For instance, one lady took a velvet bag — meant to contain the hairdryer — from a Taiwanese hotel, recalls Mr Simon Lim.
He says: “The hotel told me about it. I found the guest, who took it because it needed the bag for his sundries. The guest ended up returning it.”
A recent survey by hotels.com revealed that Singaporean guests came in second globally as the most likely travellers to pilfer things from hotel rooms.
Tour leaders say that it is unfair to cast aspersions on Singaporeans alone because most people take things like toiletries, no matter their nationality.
Slippers, rolls of toilet paper, newspapers are fair game.
Though sometimes, admit the tour leaders, they have had to deal with situations when bigger items are swiped.
Freelance tour leader, Mr Vincent Ng, says that he has had to tactfully coax tour members to return the items taken.at Lotte Hotel World in Seoul, South Korea. The six-star hotel has several “character floors” where rooms are adorned with cute soft toys.
“Many people are tempted to take the soft toys. We have to tell them they can purchase it from the hotel counter but don’t take those in the rooms. If I don’t tell them, there will be things missing the next morning,” he says.
Once, a guest made off with leather bedroom slippers and leather pad holder in a hotel in Taiwan. Mr Ng had to retrieve them from the tour member when told about the missing items by the hotel.
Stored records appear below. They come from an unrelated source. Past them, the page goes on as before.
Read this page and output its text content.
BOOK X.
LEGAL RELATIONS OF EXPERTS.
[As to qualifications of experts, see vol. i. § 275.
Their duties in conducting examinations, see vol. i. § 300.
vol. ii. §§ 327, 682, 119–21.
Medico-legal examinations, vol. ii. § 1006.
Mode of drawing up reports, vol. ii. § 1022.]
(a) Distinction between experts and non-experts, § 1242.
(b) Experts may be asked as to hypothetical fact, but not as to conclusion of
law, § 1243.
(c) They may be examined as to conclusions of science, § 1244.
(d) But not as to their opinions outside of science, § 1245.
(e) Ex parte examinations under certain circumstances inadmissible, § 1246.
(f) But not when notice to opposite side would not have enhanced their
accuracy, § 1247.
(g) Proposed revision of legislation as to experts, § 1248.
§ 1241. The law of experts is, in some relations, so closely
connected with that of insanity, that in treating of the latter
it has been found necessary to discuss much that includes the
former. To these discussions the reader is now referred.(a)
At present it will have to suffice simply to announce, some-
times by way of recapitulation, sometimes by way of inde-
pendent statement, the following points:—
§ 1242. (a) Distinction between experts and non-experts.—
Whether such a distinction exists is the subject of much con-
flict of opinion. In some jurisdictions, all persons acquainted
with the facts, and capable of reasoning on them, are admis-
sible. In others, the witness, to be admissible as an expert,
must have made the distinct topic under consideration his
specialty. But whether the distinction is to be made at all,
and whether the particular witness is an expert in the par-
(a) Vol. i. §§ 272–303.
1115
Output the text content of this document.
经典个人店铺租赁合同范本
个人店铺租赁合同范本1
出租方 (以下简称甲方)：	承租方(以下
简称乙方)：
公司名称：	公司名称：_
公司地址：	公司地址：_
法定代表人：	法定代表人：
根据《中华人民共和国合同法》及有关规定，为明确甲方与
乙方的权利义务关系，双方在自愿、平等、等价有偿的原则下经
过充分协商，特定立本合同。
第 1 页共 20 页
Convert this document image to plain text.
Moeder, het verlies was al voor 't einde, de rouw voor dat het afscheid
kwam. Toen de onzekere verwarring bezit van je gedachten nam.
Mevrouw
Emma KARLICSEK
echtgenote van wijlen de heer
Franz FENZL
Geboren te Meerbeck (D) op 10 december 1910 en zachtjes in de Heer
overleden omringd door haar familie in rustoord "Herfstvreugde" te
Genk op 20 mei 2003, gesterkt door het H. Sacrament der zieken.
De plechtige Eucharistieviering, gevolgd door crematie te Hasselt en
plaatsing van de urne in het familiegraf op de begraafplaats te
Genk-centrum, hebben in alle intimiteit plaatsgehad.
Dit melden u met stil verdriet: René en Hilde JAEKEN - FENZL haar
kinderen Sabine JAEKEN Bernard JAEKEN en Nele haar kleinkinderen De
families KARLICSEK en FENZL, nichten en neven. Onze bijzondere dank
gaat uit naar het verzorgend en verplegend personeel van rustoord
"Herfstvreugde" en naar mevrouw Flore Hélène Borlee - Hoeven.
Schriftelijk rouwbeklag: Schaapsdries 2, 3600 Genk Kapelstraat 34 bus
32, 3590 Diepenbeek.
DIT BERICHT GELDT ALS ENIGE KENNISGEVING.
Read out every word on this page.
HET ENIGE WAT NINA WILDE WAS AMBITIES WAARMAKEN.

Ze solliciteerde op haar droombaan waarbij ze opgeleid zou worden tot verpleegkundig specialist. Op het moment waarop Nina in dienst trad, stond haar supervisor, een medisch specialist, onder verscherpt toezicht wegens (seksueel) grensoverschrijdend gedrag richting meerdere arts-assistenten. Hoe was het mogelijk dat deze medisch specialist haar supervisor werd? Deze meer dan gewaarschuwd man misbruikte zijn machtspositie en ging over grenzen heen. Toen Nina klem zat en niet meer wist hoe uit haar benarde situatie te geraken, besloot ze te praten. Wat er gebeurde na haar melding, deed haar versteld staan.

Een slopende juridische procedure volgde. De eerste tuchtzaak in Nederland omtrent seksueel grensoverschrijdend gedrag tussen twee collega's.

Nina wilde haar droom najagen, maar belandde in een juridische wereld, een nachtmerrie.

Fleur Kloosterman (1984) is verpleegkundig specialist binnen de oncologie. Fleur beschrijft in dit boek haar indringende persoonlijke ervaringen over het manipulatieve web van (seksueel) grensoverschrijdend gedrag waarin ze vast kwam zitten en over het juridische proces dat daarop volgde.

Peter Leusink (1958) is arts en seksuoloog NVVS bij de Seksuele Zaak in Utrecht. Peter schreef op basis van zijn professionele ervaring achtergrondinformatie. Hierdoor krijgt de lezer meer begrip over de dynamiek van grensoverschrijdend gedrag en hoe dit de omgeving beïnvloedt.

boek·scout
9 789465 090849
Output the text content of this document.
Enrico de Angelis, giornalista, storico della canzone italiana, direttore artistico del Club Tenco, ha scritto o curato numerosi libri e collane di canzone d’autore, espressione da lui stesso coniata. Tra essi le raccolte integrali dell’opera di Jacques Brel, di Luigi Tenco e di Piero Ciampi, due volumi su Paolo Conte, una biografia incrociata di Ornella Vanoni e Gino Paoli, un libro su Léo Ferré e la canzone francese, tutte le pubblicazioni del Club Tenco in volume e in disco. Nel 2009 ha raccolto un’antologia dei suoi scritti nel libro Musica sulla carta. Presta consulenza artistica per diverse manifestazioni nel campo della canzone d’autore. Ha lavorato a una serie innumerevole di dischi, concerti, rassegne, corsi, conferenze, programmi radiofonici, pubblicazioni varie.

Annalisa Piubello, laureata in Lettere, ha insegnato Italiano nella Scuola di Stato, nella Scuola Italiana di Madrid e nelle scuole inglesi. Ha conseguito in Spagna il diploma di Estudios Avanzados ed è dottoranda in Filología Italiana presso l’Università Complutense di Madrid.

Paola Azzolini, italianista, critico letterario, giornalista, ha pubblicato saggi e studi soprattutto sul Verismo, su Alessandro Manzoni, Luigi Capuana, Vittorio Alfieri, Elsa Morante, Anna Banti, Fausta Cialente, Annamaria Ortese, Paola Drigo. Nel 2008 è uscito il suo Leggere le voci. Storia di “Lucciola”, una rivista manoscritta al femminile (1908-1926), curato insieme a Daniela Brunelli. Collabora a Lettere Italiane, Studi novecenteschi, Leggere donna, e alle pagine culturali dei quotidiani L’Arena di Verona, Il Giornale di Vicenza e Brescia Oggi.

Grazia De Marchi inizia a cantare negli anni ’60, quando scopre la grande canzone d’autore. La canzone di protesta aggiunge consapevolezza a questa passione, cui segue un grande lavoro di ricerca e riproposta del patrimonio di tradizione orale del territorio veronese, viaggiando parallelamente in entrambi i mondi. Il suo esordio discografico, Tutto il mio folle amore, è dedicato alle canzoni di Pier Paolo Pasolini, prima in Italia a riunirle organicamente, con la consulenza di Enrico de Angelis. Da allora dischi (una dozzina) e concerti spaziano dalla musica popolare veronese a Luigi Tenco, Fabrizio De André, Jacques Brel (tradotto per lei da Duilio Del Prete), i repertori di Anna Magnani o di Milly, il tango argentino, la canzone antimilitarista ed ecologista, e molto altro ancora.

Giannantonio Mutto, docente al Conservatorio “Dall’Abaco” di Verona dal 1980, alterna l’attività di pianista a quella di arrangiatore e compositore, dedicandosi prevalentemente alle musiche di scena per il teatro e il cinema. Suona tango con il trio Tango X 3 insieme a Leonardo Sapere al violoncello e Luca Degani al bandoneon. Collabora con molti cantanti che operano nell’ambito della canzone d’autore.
The practice doesn’t stop at hotels. Some guests made off with small pillows, blankets and shot glasses from the airplane flights.
Mr Ng himself sheepishly admits that he once took a blanket from the flight as he had forgotten to pack a jacket along for the trip to Penguin Island in Australia.
But he noted that these incidences have gone down in recent years, as Singaporean travellers become more well-travelled. Mr Ng says: “They don’t bring rubbish home these days. They will rather shop and maximise their weight limit.”
Plus, if things are taken, it’s mostly harmless things: To prevent misunderstandings, he asks hotels to lock up the mini bar in the room, and disconnect pay television channels and IDD calls.
Singaporean travellers we spoke to think it is okay to take items meant for guests.
Logistics executive, Miss Maudrene Lim, 37, still keeps a Mont Blanc-like ballpoint pen made of metal that she took during a trip to Seoul in 2013.
She says: “The design is very nice and it is very smooth to write with. I think the pen is complimentary and I don’t consider it stealing. It is unlike taking towels or bathrobes, which are chargeable. As long as it is not chargeable, it is not stealing.”
She says that she takes sachets of coffee and tea, toiletries and sewing kits.
Business traveller, Mr Ryan Koh, 47, a managing director of a company here, says he takes the disposable slippers, toiletries and pen.
He says: “I don’t take things that is not supposed to be taken. I take them because I need to use them.”